Take home message: Don’t feel limited in your exploration! Remember, the point of your MIT education is to learn as much as possible.

2. Make all of your figures before you write anything. Then continuously remake them. Generate many types of visuals from the same data set. Keep changing them as you find little errors or large mistakes in reasoning. This is the fun part, so give yourself every excuse to keep working on them.

       Ok, now that you have sharpened your critical reading skills, it’s time to move on to the artsy design skills you’ve dreamed of developing ever since you first used Microsoft paint in second grade. In fact, for nostalgia or for lack of more complex software, you should probably do all your figures in Microsoft paint. Sure you can plan them out in PowerPoint or Illustrator, but make sure to always drift back to Paint for any finishing touches. See how fun it is to manipulate each pixel? There is such a joy in eyeballing where things should be without those pesky guidelines always snapping and giving away the alignment solution! Make sure to spend a lot of time on font, text size, color palette, and especially about positioning the images into your report. This last step is particularly key because you have no idea how the text in your report is going to ultimately look like, so you might as well define it with images first. The text will then easily follow into the spaces you’ve confined. After all, if your report doesn’t look publication quality then how can it possibly contain useful information? So definitely make sure that the figures, and not the text, carry your research. This is also where many versions of the same image come in—if it doesn’t look “nice” then have you tried changing the significance threshold so your error bars are smaller? You might as well take off the bottom error bars that annoyingly cross the axis anyway, since your audience is scientifically literate and understands that the range is symmetrical. Also, try to log transform your data and otherwise deviate from any “overly-simple” representation to really show that you are a researcher concerned with presenting compelling and clear visual results. Oh god wait—is that a formatting inconsistency? Remake them and watch as they grow more beautiful and more plentiful! Hopefully someday research can progress where readers can follow the images and just read between the lines, you know? Then you don’t have to explain anything; just look at the graph people! After you’ve exhausted all possible data files and their representations, you should contemplate picking up the hobby as a children’s picture book author, which is perfectly suited for your visually-dominating, textually-minimalistic approach.

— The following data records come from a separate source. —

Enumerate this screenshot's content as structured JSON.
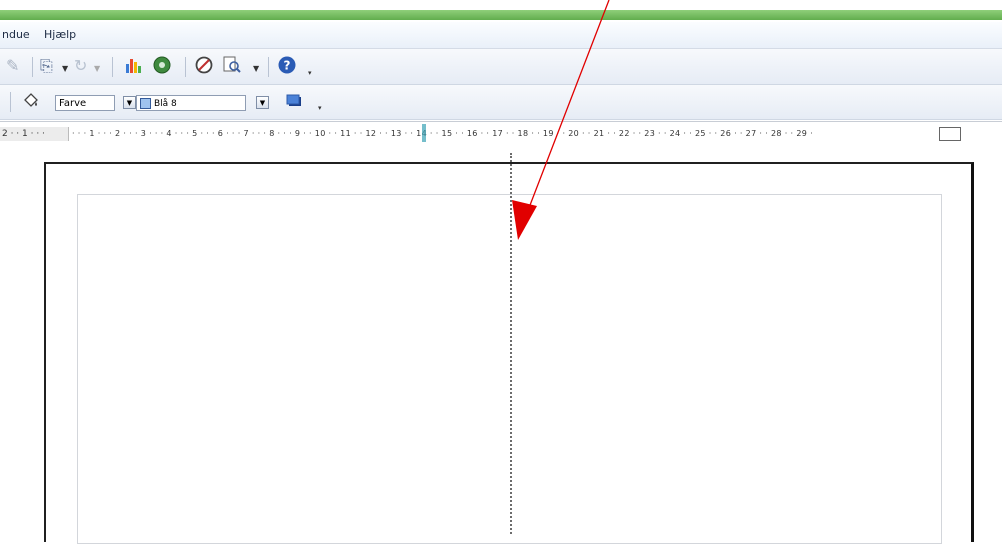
{
  "menubar": {
    "items": [
      "ndue",
      "Hjælp"
    ]
  },
  "toolbar2": {
    "fill_type": "Farve",
    "fill_color": "Blå 8"
  },
  "ruler": {
    "left_labels": "2 · · 1 · · ·",
    "right_labels": "· · · 1 · · · 2 · · · 3 · · · 4 · · · 5 · · · 6 · · · 7 · · · 8 · · · 9 · · 10 · · 11 · · 12 · · 13 · · 14 · · 15 · · 16 · · 17 · · 18 · · 19 · · 20 · · 21 · · 22 · · 23 · · 24 · · 25 · · 26 · · 27 · · 28 · · 29 ·"
  },
  "colors": {
    "title_green": "#62ad4e",
    "arrow_red": "#e10000",
    "fill_swatch": "#9fc3ef"
  },
  "icons": [
    "brush-icon",
    "copy-format-icon",
    "redo-icon",
    "chart-icon",
    "navigator-icon",
    "draw-functions-icon",
    "zoom-icon",
    "help-icon",
    "fill-bucket-icon",
    "shadow-icon"
  ]
}
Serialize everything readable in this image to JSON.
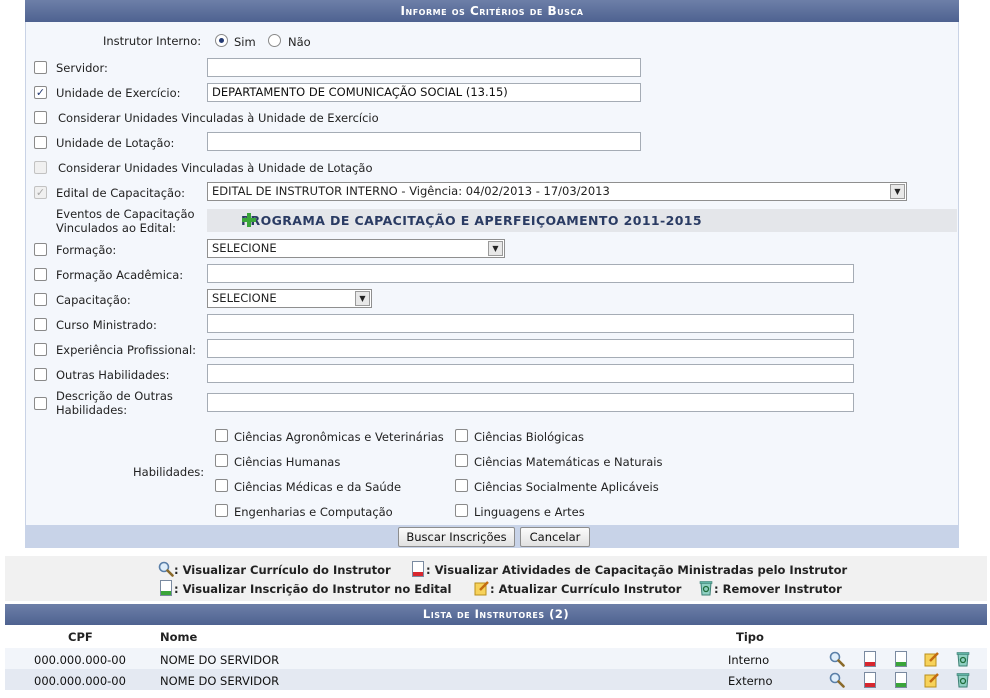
{
  "form": {
    "title": "Informe os Critérios de Busca",
    "instrutor_interno": {
      "label": "Instrutor Interno:",
      "options": [
        "Sim",
        "Não"
      ],
      "selected": "Sim"
    },
    "servidor": {
      "label": "Servidor:",
      "value": "",
      "checked": false
    },
    "unidade_exercicio": {
      "label": "Unidade de Exercício:",
      "value": "DEPARTAMENTO DE COMUNICAÇÃO SOCIAL (13.15)",
      "checked": true
    },
    "considerar_exercicio": {
      "label": "Considerar Unidades Vinculadas à Unidade de Exercício",
      "checked": false
    },
    "unidade_lotacao": {
      "label": "Unidade de Lotação:",
      "value": "",
      "checked": false
    },
    "considerar_lotacao": {
      "label": "Considerar Unidades Vinculadas à Unidade de Lotação",
      "checked": false,
      "disabled": true
    },
    "edital": {
      "label": "Edital de Capacitação:",
      "value": "EDITAL DE INSTRUTOR INTERNO - Vigência: 04/02/2013 - 17/03/2013",
      "checked": true,
      "disabled": true
    },
    "eventos": {
      "label_line1": "Eventos de Capacitação",
      "label_line2": "Vinculados ao Edital:",
      "program": "PROGRAMA DE CAPACITAÇÃO E APERFEIÇOAMENTO 2011-2015"
    },
    "formacao": {
      "label": "Formação:",
      "value": "SELECIONE"
    },
    "formacao_academica": {
      "label": "Formação Acadêmica:",
      "value": ""
    },
    "capacitacao": {
      "label": "Capacitação:",
      "value": "SELECIONE"
    },
    "curso_ministrado": {
      "label": "Curso Ministrado:",
      "value": ""
    },
    "experiencia": {
      "label": "Experiência Profissional:",
      "value": ""
    },
    "outras_habilidades": {
      "label": "Outras Habilidades:",
      "value": ""
    },
    "descricao_outras": {
      "label_line1": "Descrição de Outras",
      "label_line2": "Habilidades:",
      "value": ""
    },
    "habilidades": {
      "label": "Habilidades:",
      "items": [
        "Ciências Agronômicas e Veterinárias",
        "Ciências Biológicas",
        "Ciências Humanas",
        "Ciências Matemáticas e Naturais",
        "Ciências Médicas e da Saúde",
        "Ciências Socialmente Aplicáveis",
        "Engenharias e Computação",
        "Linguagens e Artes"
      ]
    },
    "buttons": {
      "search": "Buscar Inscrições",
      "cancel": "Cancelar"
    }
  },
  "legend": {
    "view_curriculum": ": Visualizar Currículo do Instrutor",
    "view_activities": ": Visualizar Atividades de Capacitação Ministradas pelo Instrutor",
    "view_registration": ": Visualizar Inscrição do Instrutor no Edital",
    "update_curriculum": ": Atualizar Currículo Instrutor",
    "remove_instructor": ": Remover Instrutor"
  },
  "list": {
    "title": "Lista de Instrutores (2)",
    "columns": [
      "CPF",
      "Nome",
      "Tipo"
    ],
    "rows": [
      {
        "cpf": "000.000.000-00",
        "nome": "NOME DO SERVIDOR",
        "tipo": "Interno"
      },
      {
        "cpf": "000.000.000-00",
        "nome": "NOME DO SERVIDOR",
        "tipo": "Externo"
      }
    ]
  },
  "colors": {
    "header": "#4e6290",
    "accent_green": "#3aa53a"
  }
}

      Congratulations! After these steps you should have a lot more files on your computer than when you started! Wow, you really have done so much work on this report; you temporarily know everything ever and just look at all those figures!! In fact, at this point you should feel pretty finished, since the remainder of the report is just filling in the words—trivial.  In fact, it probably feels pointless to detail your results now anyway since you’ve realized it’s all mostly been done before, more carefully and much more impressively.

      So you should probably just go take a nap, since it took a lot of effort and time to truly master the most productive procrastination approach to large writing projects. You only lose 1/3 of a grade for late work, so I encourage you to continue implementing this process after the initial due date. Good luck!